Wait, I don’t know why I wrote so much, but anyway, thank you if you have read so far :)
I haven’t read this fully (yet! will respond soon) but very quick clarification—Charity Entrepreneurship weren’t talking about this as an organisation. Rather, there’s a few different orgs with a bunch of individuals who use the CE office and happened to be talking about it (mostly animal people in this case). So I wouldn’t expect CE’s actual work to reflect that conversation given it only had one CE employee and 3 others who weren’t!

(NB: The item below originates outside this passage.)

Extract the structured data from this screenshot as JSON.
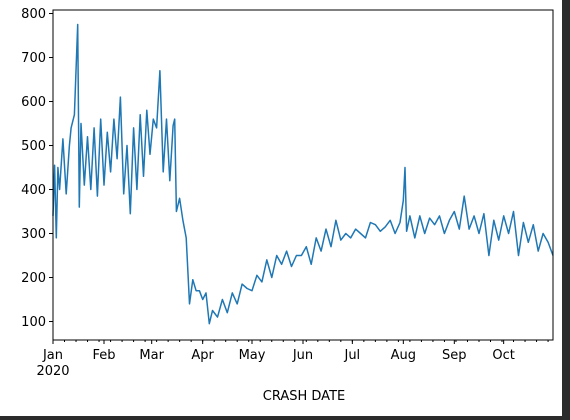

Oh okay, thanks for the clarification!
Great to learn about your paper Fai, I didn’t know about it till now, and this topic is quite interesting. I think when longtermism talks about the far future it’s usually “of humanity” that follows and this always scared me, because I was not sure either this is speciesist or is there some silent assumption that we should also care about sentient beings. I don’t think there were animal-focused considerations in Toby Ord’s book (I might be wrong here) and similar publications? I would gladly then read your paper. I quickly jumped to the conclusion of it, and it kinds of confirm my intuitions in regards to AI (but also long-term future work in general):
“Up to now, the AI fairness community has largely disregarded this particular dimension of discrimination. Even more so, the field of AI ethics hitherto has had an anthropocentric tailoring. Hence, despite the longstanding discourse about AI fairness, comprising lots of papers critically scrutinizing machine biases regarding race, gender, political orientation, religion, etc., this is the first paper to describe speciesist biases in various common-place AI applications like image recognition, language models, or recommender systems. Accordingly, we follow the calls of another large corpus of literature, this time from animal ethics, pointing from different angles at the ethical necessity of taking animals directly into consideration [48,155–158]...”
Thanks Fai, I think you’re right. Somehow I didn’t notice James’s comment. James thanks for the clarification, I haven’t seen this risk before. Especially this part
I just thought that AI would take care of animal health in general, like the exact amount of food, humidity, water, etc. But I didn’t think about the raw calculations made by the AI.